Tiramani: "Nomi, cognomi e fonti normative: si faccia chiarezza sulla candidatura di Tronzano"

Il segretario della Lega: "La legge parla chiaro: chi è consigliere in carica in un Comune, non può candidarsi a sindaco di un altro centro"

Tiramani: "Nomi, cognomi e fonti normative: si faccia chiarezza sulla candidatura di Tronzano"

Riferimenti normativi certi e nomi e cognomi di chi dice che la candidatura di Lucia Scagnolato è legittima: chiede di mettere le carte in tavola il parlamentare Paolo Tiramani, segretario provinciale della Lega.

«La signora candidata sindaca della lista “Viviamo Tronzano” risulta essere consigliere di minoranza nel Comune di Cavaglià – spiega Tiramani – e questo non le consente di candidarsi contemporaneamente a sindaco di un altro Comune: non lo dico io, lo dice la giurisprudenza – dichiara Tiramani - mi sono informato sia presso fonti ministeriali che prefettizie: tutti concordano sulla chiarezza della normativa in questo senso, la Signora non solo è ineleggibile a sindaco, ma anche a consigliere di minoranza».

Con estrema chiarezza Tiramani porta dunque all’attenzione dell’elettorato una situazione che non lascia spazio alle interpretazioni, e aggiunge perplesso: «Mi sorprende che la candidata continui ad affermare di essere stata rassicurata dalla Prefettura: una dichiarazione molto pesante, che dev’essere suffragata da riferimenti certi.
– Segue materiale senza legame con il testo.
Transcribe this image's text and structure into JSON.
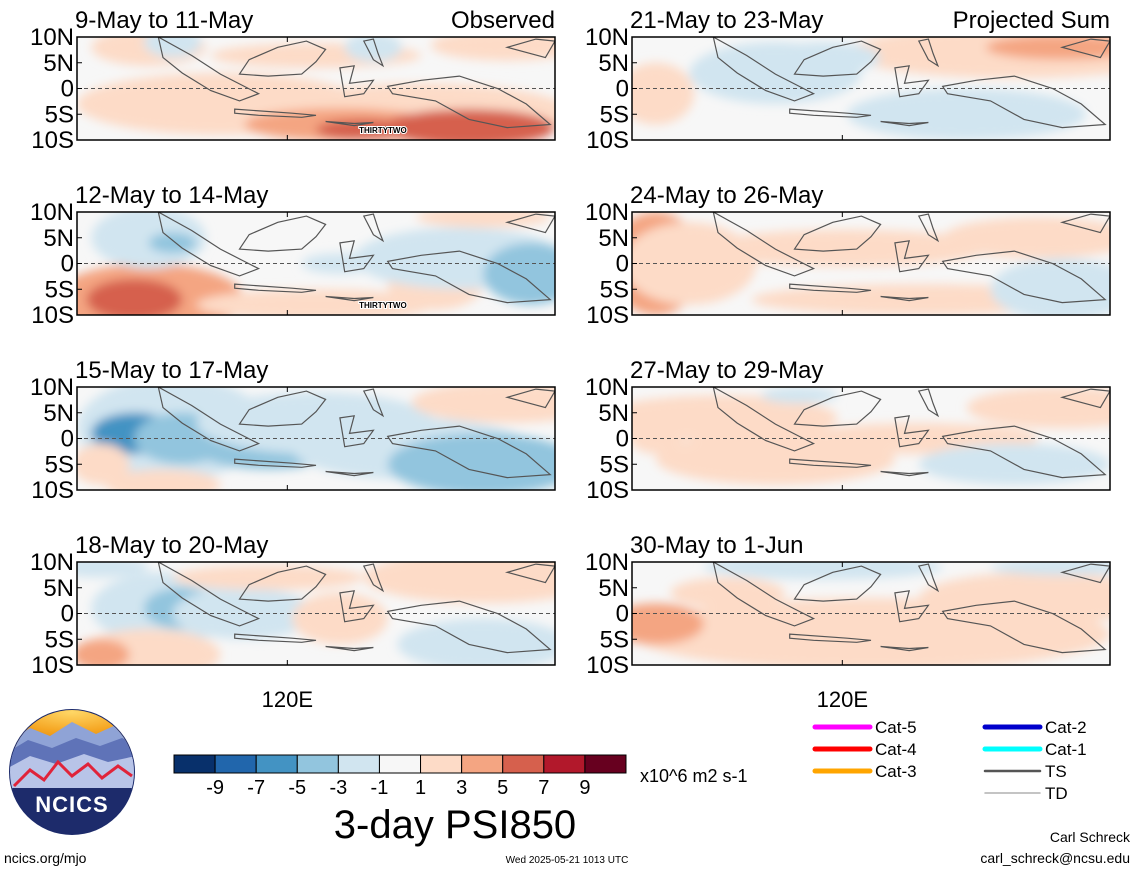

C’è solo un modo per fare chiarezza – affonda Tiramani – chiedo alla candidata di “Viviamo Tronzano” di fare nomi e cognomi dei funzionari della Prefettura che avrebbero suffragato la sua candidatura, e di rendere noti anche i riferimenti normativi a cui si richiama e rispetto ai quali si dice tanto sicura rispetto a una situazione che, invece, vedo senza via d'uscita: solo in questo modo potrebbe dissipare il dubbio».

In attesa di vedere se la candidata Scagnolato intende raccogliere l'invito, Tiramani conclude con un'ultima considerazione: «Siamo convinti che la lista di Michele Pairotto vincerà a prescindere – conclude Paolo Tiramani -; ma per rispetto delle istituzioni e dei cittadini non tolleriamo questa scorrettezza: invito pertanto la candidata a smentirmi ufficialmente».